Di Tengah Polemik Maguwoharjo, PSIM Kantongi Opsi Kandang Di Stadion Sultan Agung Yang Dinyatakan Layak Bersyarat

  • SSA raih nilai 73,46 persen (baik) dalam asesmen kelayakan
  • Opsi utama, Stadion Maguwoharjo, terganjal syarat keamanan
  • PSIM butuh kepastian kandang jelang laga perdana Super League
  • APA YANG TERJADI?

    PSIM Yogyakarta mengambil langkah signifikan untuk mengamankan markas mereka jelang debut bersejarah di Super League 2025/26. Stadion Sultan Agung (SSA) di Bantul telah dinyatakan layak untuk menggelar pertandingan kompetisi dengan penonton, menyusul proses asesmen kelayakan yang komprehensif. Penilaian ini memberikan kepastian alternatif di tengah ketidakjelasan izin penggunaan Stadion Maguwoharjo, Sleman yang selama ini menjadi prioritas utama klub.

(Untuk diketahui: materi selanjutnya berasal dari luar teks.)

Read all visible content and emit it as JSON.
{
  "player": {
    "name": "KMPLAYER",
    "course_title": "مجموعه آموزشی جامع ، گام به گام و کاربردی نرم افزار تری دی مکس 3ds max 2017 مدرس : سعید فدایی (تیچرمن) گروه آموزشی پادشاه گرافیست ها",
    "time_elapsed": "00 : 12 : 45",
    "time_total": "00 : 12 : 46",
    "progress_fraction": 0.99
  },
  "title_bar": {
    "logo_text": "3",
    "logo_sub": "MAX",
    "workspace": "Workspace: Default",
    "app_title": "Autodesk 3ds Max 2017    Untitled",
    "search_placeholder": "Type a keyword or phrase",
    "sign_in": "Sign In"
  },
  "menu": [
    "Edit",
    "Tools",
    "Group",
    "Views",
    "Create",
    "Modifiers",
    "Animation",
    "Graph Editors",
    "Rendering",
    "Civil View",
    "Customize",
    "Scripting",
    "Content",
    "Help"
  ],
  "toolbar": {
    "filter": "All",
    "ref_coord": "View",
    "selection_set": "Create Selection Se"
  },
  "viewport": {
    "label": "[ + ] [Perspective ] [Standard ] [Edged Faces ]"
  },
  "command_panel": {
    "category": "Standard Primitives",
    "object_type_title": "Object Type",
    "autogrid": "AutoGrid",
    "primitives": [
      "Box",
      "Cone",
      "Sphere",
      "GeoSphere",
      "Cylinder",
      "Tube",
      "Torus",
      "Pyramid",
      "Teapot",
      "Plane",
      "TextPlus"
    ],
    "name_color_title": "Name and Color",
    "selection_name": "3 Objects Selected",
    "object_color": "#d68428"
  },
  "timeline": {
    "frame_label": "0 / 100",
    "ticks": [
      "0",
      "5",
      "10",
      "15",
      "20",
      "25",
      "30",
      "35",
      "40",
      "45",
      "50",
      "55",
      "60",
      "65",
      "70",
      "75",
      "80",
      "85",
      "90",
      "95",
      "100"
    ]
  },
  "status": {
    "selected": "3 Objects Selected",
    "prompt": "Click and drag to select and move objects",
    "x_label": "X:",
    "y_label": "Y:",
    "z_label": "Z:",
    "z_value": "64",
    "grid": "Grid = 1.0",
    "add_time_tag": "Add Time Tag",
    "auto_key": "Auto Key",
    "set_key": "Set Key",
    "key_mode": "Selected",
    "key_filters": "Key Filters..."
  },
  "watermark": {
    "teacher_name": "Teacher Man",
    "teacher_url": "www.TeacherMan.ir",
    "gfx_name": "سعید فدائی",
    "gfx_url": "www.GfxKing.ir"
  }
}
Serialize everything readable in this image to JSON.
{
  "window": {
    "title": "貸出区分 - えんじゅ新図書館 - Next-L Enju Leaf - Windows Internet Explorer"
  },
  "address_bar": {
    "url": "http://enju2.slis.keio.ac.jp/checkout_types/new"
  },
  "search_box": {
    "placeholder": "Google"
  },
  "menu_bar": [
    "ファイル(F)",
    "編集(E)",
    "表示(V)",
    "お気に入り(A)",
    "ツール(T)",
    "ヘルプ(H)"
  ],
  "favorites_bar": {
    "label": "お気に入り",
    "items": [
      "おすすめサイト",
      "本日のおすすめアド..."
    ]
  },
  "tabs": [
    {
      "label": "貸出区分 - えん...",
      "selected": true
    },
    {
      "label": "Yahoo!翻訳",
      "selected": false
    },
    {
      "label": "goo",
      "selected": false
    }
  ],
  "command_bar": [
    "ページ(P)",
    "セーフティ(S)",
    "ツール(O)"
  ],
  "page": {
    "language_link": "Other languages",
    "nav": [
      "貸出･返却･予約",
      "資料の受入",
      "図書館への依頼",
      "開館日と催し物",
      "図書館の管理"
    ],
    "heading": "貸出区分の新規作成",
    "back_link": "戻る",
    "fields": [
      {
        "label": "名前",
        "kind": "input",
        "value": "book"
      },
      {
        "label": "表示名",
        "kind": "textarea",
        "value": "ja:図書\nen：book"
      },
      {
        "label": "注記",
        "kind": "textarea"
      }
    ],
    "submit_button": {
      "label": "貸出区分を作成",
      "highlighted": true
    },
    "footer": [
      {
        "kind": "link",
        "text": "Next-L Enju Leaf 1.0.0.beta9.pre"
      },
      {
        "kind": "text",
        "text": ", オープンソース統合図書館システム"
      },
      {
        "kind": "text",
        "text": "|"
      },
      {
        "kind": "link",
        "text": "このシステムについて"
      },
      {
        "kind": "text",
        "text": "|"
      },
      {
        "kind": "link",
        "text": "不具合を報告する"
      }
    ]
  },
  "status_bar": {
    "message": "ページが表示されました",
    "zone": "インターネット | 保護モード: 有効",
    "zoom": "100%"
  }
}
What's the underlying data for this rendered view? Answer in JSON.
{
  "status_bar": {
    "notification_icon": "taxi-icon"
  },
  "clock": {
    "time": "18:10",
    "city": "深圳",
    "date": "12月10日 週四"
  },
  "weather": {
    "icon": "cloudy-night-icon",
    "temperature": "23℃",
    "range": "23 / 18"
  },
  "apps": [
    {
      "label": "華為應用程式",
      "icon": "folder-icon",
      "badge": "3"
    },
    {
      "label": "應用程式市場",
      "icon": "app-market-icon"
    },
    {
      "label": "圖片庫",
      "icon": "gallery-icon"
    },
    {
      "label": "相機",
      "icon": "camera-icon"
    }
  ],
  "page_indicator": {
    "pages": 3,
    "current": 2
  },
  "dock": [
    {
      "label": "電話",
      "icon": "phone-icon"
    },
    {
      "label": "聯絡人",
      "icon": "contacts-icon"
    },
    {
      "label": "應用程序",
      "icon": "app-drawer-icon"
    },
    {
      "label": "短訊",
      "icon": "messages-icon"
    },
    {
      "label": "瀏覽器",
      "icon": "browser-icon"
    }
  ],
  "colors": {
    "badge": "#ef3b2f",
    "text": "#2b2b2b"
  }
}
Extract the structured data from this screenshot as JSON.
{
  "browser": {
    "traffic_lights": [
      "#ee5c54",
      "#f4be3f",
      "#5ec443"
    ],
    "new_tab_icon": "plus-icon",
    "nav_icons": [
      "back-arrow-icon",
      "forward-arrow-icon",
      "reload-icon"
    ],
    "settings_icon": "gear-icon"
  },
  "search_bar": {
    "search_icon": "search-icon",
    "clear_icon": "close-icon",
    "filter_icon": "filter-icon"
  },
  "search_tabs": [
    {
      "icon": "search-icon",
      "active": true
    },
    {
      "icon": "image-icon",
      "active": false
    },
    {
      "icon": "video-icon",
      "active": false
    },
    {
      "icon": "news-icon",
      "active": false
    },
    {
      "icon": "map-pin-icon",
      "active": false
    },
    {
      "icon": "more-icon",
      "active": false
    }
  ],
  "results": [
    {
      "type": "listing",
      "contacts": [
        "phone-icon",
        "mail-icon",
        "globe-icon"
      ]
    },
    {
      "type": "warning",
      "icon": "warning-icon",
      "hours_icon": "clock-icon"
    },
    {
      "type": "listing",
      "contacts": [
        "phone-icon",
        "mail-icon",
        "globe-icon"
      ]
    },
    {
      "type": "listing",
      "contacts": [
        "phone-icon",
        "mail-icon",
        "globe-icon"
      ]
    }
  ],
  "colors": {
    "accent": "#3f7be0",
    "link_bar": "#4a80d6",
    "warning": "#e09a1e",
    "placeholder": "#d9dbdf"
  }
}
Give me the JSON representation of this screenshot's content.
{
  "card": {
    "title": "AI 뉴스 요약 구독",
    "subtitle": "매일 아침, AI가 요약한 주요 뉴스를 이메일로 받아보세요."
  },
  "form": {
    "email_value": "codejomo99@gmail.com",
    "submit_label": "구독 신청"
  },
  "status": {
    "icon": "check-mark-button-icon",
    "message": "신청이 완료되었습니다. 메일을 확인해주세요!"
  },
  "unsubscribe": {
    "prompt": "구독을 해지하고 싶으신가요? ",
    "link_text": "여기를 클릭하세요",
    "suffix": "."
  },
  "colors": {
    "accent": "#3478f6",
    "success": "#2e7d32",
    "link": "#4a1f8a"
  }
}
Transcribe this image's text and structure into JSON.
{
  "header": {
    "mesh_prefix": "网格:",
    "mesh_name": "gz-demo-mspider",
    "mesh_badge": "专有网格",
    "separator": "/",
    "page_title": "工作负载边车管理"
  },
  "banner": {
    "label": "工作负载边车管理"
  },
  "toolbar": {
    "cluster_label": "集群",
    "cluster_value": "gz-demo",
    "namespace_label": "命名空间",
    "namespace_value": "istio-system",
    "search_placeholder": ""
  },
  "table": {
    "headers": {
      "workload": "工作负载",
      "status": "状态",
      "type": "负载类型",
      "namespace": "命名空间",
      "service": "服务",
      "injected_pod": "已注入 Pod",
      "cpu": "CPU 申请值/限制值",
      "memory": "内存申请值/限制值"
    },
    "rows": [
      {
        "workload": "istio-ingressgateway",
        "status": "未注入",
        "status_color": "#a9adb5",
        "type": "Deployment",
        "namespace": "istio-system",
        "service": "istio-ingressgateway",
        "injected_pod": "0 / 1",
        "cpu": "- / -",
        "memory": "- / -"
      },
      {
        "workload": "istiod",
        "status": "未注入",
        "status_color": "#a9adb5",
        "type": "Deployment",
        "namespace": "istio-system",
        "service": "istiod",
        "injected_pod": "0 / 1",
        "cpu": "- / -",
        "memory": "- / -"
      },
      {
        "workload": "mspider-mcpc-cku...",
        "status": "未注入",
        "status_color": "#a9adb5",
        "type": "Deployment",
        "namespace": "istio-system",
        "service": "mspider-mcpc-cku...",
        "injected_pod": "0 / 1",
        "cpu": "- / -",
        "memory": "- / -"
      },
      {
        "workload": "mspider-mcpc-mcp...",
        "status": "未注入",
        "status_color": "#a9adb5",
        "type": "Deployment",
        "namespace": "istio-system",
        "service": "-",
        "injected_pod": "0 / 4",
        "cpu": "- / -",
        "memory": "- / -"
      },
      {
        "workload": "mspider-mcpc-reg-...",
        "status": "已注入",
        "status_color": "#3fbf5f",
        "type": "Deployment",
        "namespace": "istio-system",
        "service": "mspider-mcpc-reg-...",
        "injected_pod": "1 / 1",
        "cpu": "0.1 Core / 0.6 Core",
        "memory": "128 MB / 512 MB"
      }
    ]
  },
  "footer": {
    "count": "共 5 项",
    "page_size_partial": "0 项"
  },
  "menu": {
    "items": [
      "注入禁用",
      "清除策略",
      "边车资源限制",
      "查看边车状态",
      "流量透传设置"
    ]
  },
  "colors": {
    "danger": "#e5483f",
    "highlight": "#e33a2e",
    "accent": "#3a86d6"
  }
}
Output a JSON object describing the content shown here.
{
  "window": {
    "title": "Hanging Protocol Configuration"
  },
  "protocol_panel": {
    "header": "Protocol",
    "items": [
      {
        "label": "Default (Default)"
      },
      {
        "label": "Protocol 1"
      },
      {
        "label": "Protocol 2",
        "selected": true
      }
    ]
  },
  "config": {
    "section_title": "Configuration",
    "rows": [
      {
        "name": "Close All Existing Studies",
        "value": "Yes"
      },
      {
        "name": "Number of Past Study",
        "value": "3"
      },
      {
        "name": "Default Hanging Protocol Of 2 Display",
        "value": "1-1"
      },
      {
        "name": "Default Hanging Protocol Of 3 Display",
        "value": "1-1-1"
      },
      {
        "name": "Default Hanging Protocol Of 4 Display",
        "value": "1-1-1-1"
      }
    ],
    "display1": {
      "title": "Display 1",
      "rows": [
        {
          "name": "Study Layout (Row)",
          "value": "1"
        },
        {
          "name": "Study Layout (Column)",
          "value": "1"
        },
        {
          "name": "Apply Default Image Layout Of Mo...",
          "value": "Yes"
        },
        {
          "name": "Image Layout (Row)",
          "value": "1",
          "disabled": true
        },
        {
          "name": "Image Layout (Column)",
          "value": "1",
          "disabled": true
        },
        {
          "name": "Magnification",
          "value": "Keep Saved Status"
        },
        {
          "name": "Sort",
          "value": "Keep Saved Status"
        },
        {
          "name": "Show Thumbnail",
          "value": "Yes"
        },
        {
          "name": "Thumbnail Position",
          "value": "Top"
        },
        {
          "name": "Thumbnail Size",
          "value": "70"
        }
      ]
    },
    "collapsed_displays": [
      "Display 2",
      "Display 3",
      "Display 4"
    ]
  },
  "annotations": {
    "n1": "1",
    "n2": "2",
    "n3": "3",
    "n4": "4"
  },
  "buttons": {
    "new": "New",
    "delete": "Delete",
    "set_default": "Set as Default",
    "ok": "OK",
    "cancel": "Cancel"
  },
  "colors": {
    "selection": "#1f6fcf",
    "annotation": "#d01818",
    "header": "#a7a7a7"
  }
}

    Proses asesmen formal dilaksanakan pada Rabu, 23 Juli 2025, oleh tim gabungan dari Direktorat Pengamanan Objek Vital (Ditpamobvit) Polda Daerah Istimewa Yogyakarta (DIY) dan Dinas Pekerjaan Umum, Perumahan, dan Kawasan Permukiman (DPUPKP) Bantul. Hasilnya, SSA berhasil meraih skor 73,46 persen, yang masuk dalam kategori "baik". Penilaian ini menjadi angin segar bagi manajemen dan suporter Laskar Mataram, karena secara prinsip membuka jalan bagi PSIM untuk tetap berkompetisi di wilayah DIY.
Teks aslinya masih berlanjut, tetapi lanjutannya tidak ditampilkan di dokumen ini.